By banner, net sales at Macy’s namesake stores fell 3.1%, with comparable sales down 3.0% on an owned basis and down 2.2% on an owned-plus-licensed-plus-marketplace basis. 

In February, as part of its “Bold New Chapter” strategy, Macy’s said it would close about 150 of its unproductive namesake stores  and prioritize investment in approximately 350 “go-forward” nameplate locations. In reporting its results, the retailer said that comparable sales at the first 50 (“First 50”) of its Macy’s stores to get the additional investment rose 1.9% year-over-year on both an owned basis and on an owned-plus-licensed basis amid investments in staffing, merchandising, visual presentation and eventing.

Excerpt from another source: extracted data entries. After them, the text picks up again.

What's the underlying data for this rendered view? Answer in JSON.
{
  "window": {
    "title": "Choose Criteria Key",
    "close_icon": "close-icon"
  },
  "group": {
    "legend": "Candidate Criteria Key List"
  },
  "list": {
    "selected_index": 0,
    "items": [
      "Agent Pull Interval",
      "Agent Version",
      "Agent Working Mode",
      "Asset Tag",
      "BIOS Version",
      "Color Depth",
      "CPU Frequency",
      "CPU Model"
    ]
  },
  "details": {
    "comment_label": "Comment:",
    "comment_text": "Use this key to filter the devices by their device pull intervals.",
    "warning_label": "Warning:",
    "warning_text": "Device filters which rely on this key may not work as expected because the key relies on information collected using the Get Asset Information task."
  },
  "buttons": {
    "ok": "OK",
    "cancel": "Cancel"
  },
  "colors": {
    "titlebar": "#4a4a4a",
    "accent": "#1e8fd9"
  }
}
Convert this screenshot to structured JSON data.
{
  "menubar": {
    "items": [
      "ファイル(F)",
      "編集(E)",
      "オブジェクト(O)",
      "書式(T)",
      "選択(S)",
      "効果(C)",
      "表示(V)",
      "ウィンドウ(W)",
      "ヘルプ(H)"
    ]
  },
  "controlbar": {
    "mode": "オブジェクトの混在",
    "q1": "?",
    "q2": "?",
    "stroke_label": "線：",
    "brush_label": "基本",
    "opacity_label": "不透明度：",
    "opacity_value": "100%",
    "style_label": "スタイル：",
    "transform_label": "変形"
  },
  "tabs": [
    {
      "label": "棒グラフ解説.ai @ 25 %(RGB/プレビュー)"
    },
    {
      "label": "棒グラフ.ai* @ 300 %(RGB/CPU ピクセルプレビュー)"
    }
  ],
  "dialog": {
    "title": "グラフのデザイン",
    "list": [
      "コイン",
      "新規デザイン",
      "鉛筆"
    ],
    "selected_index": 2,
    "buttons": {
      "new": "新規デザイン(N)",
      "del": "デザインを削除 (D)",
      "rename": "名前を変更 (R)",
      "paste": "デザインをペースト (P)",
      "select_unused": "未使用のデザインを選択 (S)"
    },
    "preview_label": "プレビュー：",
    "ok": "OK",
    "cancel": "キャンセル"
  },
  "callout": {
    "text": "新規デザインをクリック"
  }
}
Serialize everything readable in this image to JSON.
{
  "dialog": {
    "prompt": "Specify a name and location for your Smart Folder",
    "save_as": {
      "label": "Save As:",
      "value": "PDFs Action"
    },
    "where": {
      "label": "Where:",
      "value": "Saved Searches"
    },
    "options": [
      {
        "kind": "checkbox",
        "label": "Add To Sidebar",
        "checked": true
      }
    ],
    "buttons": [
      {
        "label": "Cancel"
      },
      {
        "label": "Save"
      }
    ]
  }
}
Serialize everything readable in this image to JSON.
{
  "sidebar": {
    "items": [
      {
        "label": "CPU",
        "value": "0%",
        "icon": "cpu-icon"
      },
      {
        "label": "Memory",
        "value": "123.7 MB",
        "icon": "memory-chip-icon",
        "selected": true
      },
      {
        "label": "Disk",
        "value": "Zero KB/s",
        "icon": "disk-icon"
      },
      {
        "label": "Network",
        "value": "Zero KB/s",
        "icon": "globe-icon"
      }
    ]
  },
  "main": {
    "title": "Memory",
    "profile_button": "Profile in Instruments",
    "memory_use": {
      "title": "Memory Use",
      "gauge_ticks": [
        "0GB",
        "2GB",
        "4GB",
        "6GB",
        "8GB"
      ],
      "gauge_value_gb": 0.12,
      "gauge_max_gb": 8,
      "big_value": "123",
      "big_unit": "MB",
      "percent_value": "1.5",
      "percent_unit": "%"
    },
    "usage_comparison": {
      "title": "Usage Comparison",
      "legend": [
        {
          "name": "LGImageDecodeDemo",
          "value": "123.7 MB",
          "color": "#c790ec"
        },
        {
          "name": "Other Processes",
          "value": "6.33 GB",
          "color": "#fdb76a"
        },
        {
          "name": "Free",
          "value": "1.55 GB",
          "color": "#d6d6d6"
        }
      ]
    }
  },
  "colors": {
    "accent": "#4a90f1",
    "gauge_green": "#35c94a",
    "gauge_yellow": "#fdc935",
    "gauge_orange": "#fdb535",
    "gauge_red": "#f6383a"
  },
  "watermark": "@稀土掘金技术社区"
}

Bloomingdale’s net sales rose 1.4%, with comparable sales up 1.0% on an owned basis and up 3.2% on an owned-plus-licensed-plus-marketplace basis. Key drivers included strength in contemporary apparel, beauty and digital.

Bluemercury net sales rose 3.2% and comparable sales were up 3.3% on an owned basis. It was fifteenth consecutive quarter of comparable sales growth.

Earlier this week, activist investors Barington Capital Group, partnering with Thor Equities, said that the department store giant should make changes to its capital allocation strategy and consider other structural actions to improve shareholder value, including a potential sale of Bloomingdale’s. 

“Our third quarter results reflect the positive momentum we are building through our Bold New Chapter strategy,” said Spring. “We are encouraged by the consistent sales growth in our Macy's First 50 locations and the strong performance of Bloomingdale's and Bluemercury. Quarter-to-date, comparable sales continue to trend ahead of third quarter levels across the portfolio.”

Macy’s raised its sales guidance for the year. It now expects sales of $22.3 billion to $22.5 billion compared to its previous guidance of $22.1 billion to $22.4 billion. Comparable sales are now expected to fall 1% to flat, versus previous guidance of being down 2% to 0.5%.

Adjusted per share expected to range from $2.25 to $2.50 compared to its previous guidance of $2.34 to $2.69.